O nosso projeto é para a comunidade e sobrevive de alunos. Por isso, a contrapartida da polícia é que ela nos envie os alunos para serem atendidos”, afirma a professora Lisane Teixeira Dantas, coordenadora do projeto e docente do curso de Educação Física.
“A busca dessa parceria nasceu da preocupação do Comando da PMSE em assistir e acolher os pais atípicos. A criação do núcleo deu início à criação de políticas institucionais em busca das melhores práticas e instituições que tivessem um trabalho de excelência no atendimento a pessoas neurodivergentes.
Então, com a minha vivência dentro do projeto Adapte Mais, solicitei o apoio da coordenadora, a professora Lisane, que com uma visão humanitária e solidária, não mediu esforços e conseguiu junto a Unit as 20 vagas para dependentes de pais atípicos da PMSE”, diz o capitão Salomão, que coordena o núcleo.
Uma inscrição interna foi aberta na corporação para o preenchimento das vagas, com prioridade e respeito aos os casos que necessitam de maior suporte. Desde então, pais e filhos frequentam as sessões semanais do projeto, no Campus Farolândia.

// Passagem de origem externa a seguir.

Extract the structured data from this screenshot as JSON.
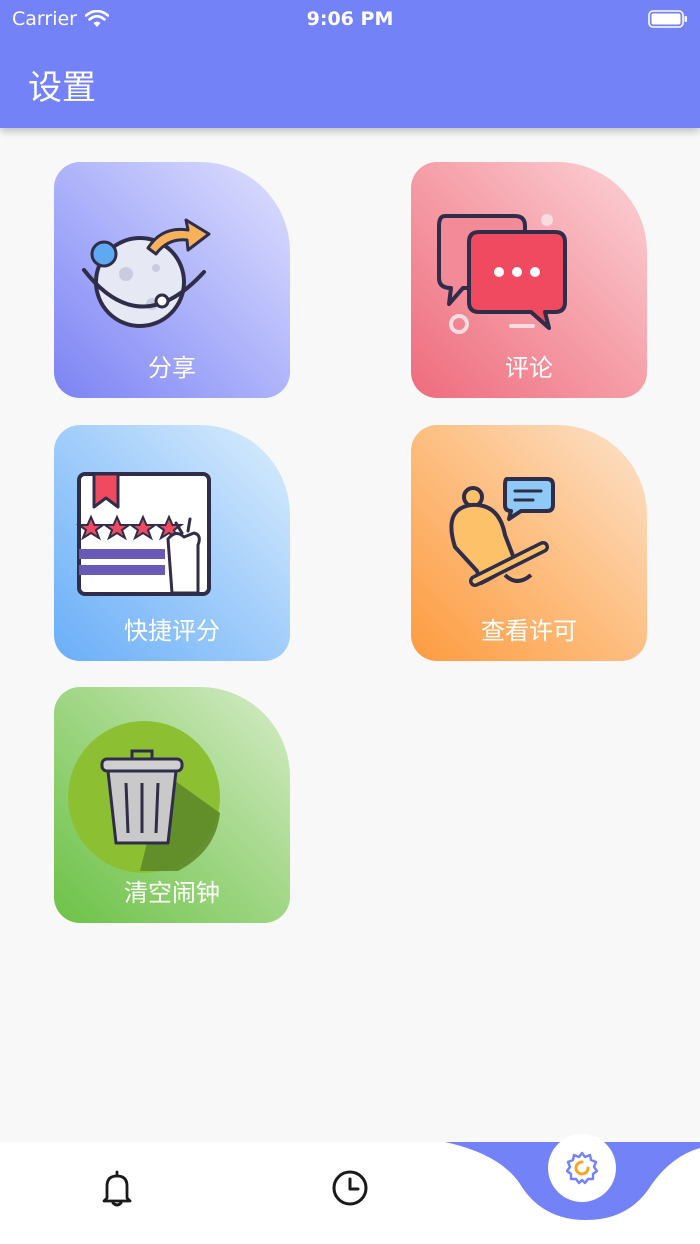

Estudantes de Educação Física monitoram e aplicam os exercícios, jogos e atividades de reabilitação para as crianças atendidas, sob a orientação da professora Lisane. Já as mães, pais e responsáveis passam por intervenções voltadas ao cuidado com saúde mental, sendo acompanhadas por alunas dos estágios básicos de Psicologia, sob orientação do professor Roberto Luís Barreto.
Cuidado retribuído
Para a coordenadora Lisiane Teixeira, a ação reforça o papel social da universidade, envolvendo uma pauta atual e uma instituição pública consolidada. “O Adapte Mais é fundamental por transformar a realidade de famílias que frequentemente enfrentam a exclusão social e a falta de espaços adequados para o desenvolvimento integral de seus filhos.

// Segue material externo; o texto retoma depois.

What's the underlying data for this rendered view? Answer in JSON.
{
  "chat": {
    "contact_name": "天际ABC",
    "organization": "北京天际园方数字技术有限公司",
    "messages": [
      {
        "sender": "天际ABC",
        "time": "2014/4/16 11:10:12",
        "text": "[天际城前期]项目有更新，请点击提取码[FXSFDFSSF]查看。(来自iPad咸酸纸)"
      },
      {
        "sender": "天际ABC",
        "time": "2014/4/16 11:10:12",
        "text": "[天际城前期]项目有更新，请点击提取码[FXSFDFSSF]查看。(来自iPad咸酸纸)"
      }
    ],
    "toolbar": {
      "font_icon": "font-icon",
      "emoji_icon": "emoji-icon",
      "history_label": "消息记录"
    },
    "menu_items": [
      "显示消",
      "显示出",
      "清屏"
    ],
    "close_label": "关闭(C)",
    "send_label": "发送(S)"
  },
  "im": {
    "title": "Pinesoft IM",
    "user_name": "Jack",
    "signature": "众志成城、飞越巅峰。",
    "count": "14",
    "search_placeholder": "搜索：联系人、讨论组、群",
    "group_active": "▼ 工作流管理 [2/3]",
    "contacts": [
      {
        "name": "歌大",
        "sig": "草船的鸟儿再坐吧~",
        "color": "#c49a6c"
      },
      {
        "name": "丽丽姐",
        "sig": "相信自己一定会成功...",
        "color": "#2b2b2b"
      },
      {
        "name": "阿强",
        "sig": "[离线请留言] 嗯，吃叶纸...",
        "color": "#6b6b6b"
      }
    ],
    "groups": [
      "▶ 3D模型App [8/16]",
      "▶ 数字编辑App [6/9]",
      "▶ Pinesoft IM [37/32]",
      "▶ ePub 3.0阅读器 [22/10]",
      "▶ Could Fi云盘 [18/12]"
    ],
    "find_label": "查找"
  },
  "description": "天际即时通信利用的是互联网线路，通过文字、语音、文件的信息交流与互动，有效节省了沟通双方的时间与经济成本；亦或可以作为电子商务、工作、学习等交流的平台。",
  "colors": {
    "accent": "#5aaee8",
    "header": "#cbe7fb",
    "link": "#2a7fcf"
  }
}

Não é apenas um espaço de prática acadêmica para os nossos alunos, mas um elo vital com a sociedade. Atender às famílias da Polícia Militar, que cuidam da nossa segurança diariamente, é uma honra e uma responsabilidade que assumimos com excelência técnica e empatia”, afirma.
“A parceria com a PM acrescenta muito, porque a gente consegue abranger um público que cuida da sociedade e atua junto a ela. É uma forma de retribuir esse cuidado, até porque se essa criança que tem necessidades especiais estiver assistida e bem cuidada, o reflexo positivo é para a família como um todo. Os policiais são profissionais que já estão expostos a diversos fatores estressores.
E quando se tem também uma demanda familiar, que adiciona mais preocupações, sentir esse acolhimento e ter essa assistência pode também repercutir positivamente para os indicadores de saúde mental ligados ao trabalho”, acrescenta a coordenadora da área de Psicologia da Unit, professora Jamille Figueiredo.
Salomão Silva tem a expectativa é de que o conceito de “cuidado integral” proporcionado pelas atividades do projeto traga aos outros policiais os mesmos benefícios que ele e seu filho têm vivenciado desde que começaram a participar.
Ele destaca principalmente as melhorias no desenvolvimento físico e cognitivo, na desenvoltura com as Atividades de Vida Diária (AVD’s), nas habilidades sociais, no trabalho em equipe e na lida com diversas situações desafiadoras.
“O que posso atestar é a experiência pessoal que tive com meu filho, em todos esses anos de projeto, onde pude ter a alegria em ver o quanto faz bem para ele.
Essa é a diferença que eu espero na vida de meus colegas, pois eles estarão em ótimas mãos e com acesso a um projeto de excelência desenvolvido pela Unit, que cumpre o verdadeiro papel universal da academia em acolher a sociedade em necessidades que precisam de um suporte especializado, nesse caso em particular, através do trabalho de todos que compõe o Adapte Mais”, atesta o capitão.